I ignored him, wiping some crumbs off the table and into a napkin. “Listen, if she’s so special, why’d you let me talk you out of it?”
He looked up at me with a contemplative face. “I guess I just thought…you had a point at the time. I didn’t want to lose my job, and I didn’t want to go through the trouble of transferring or making her transfer.”
“If it were true love, don’t you think you would have?”
He shrugged. “Don’t do that to me, man.”
I could have let it go, but I pushed it, being the asshole that I apparently was. “No, I mean it. Don’t you think if it were really more than something that stroked your ego, you would have ignored my thoughts on you dating an underling and made it work?”
“Maybe. I regret it sometimes, but I ultimately think it was the right call, even if it was hard at the time.” He looked at me and frowned. “I’m glad you talked some sense into me. I could have gotten into a lot of trouble.”

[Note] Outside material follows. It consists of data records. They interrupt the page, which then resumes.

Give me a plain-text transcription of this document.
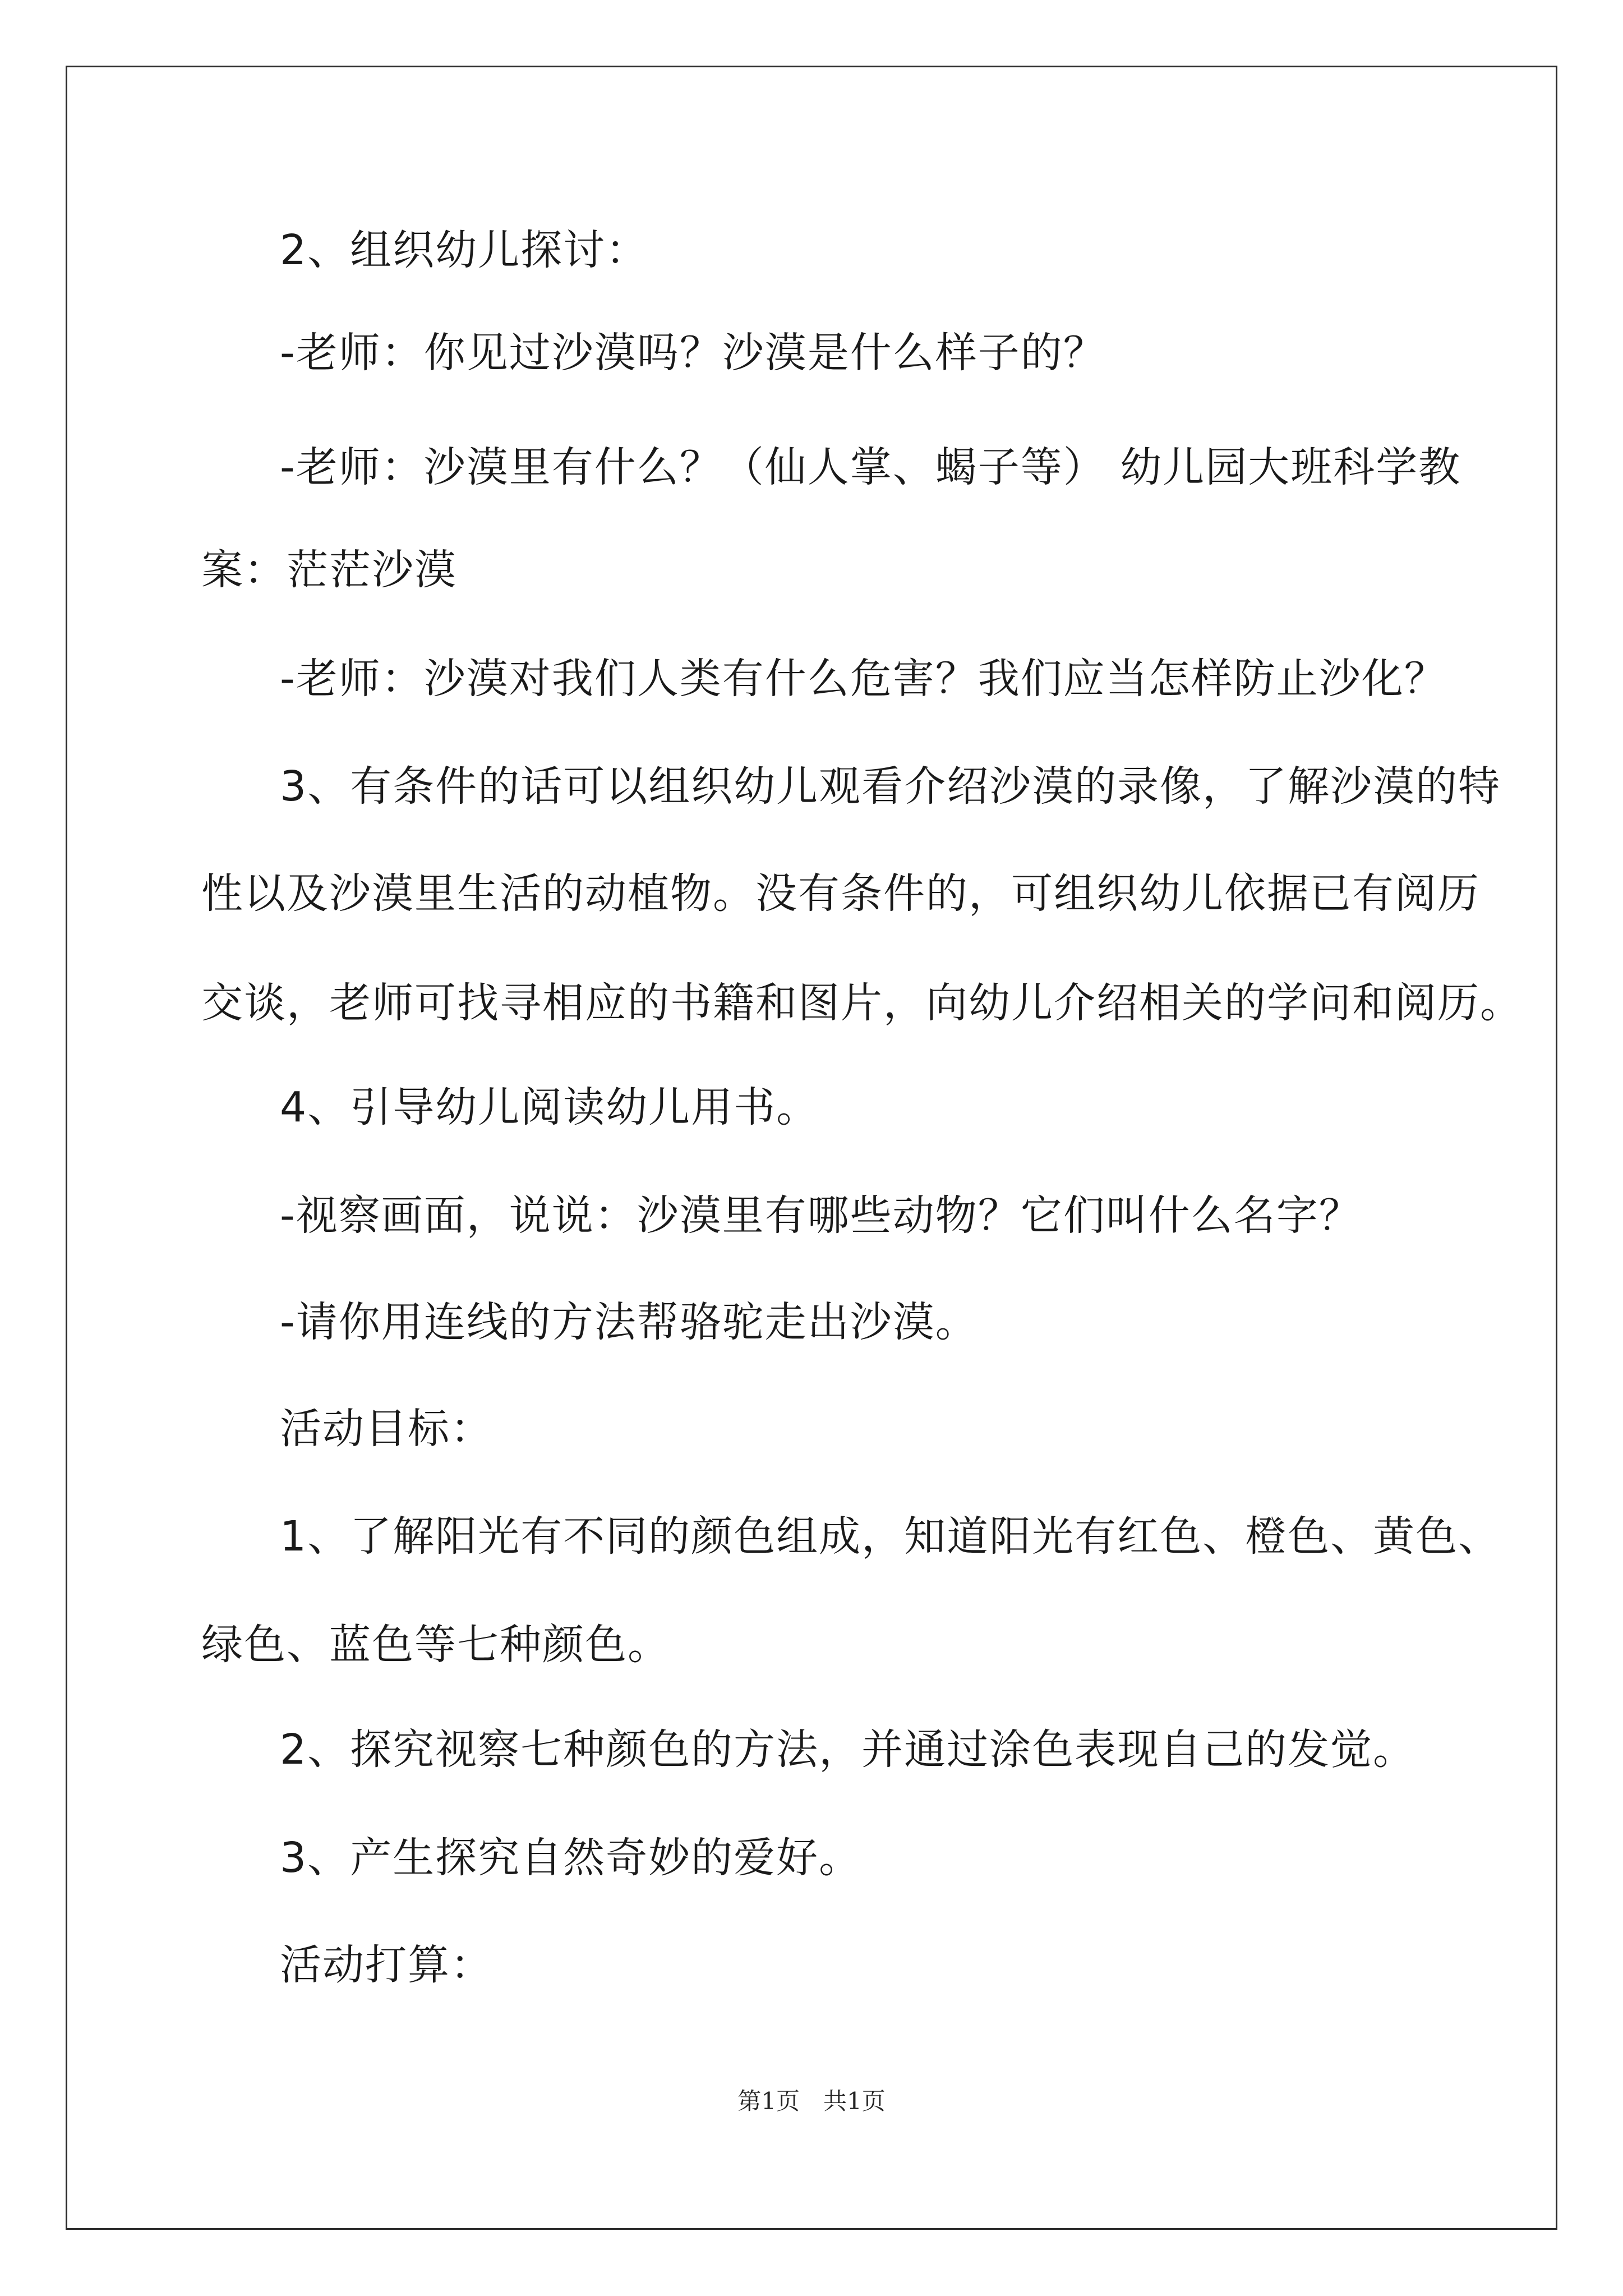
2、组织幼儿探讨：
-老师：你见过沙漠吗？沙漠是什么样子的？
-老师：沙漠里有什么？（仙人掌、蝎子等） 幼儿园大班科学教
案：茫茫沙漠
-老师：沙漠对我们人类有什么危害？我们应当怎样防止沙化？
3、有条件的话可以组织幼儿观看介绍沙漠的录像，了解沙漠的特
性以及沙漠里生活的动植物。没有条件的，可组织幼儿依据已有阅历
交谈，老师可找寻相应的书籍和图片，向幼儿介绍相关的学问和阅历。
4、引导幼儿阅读幼儿用书。
-视察画面，说说：沙漠里有哪些动物？它们叫什么名字？
-请你用连线的方法帮骆驼走出沙漠。
活动目标：
1、了解阳光有不同的颜色组成，知道阳光有红色、橙色、黄色、
绿色、蓝色等七种颜色。
2、探究视察七种颜色的方法，并通过涂色表现自己的发觉。
3、产生探究自然奇妙的爱好。
活动打算：
第1页　共1页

“Hey, I had to eventually return the favor. You talked sense into me so many times. You kept me alive for a while there. I could have ruined my daughter’s life by ending it all so many times, and you always talked me off the edge. I owed you.” I smiled at him and saw the twinkling in his eyes.
Jeremy may have made a mistake a year ago with Delia, but he’d been my best friend for so long, a man who I could truly rely on. When I entered his office ten years ago, broken and single with a baby to take care of, I had no idea what therapy would be like. I just knew I needed help.
Jeremy had been a guiding light out of a fog, and through my work with him, I learned to enjoy things again, slowly but surely.
Eventually, he became a friend, my first friend in adulthood not in the Navy. I owed Jeremy everything. I owed Jeremy my life.
But then there was the nagging thought in the back of my mind, the way Delia had looked in her outfit, the way her brown eyes got so stormy and angry when she realized who I was, the casual smile on her perfect and peachy lips. I tried hard not to acknowledge that thought.
I especially tried not to think about her touch on my shoulders and the way my skin tingled when her fingers made contact. I tried to get her out of my head because Jeremy had really liked her, and I had ruined it for him.
Nothing could be a bigger betrayal than to like her myself. I would have to push any such feelings away.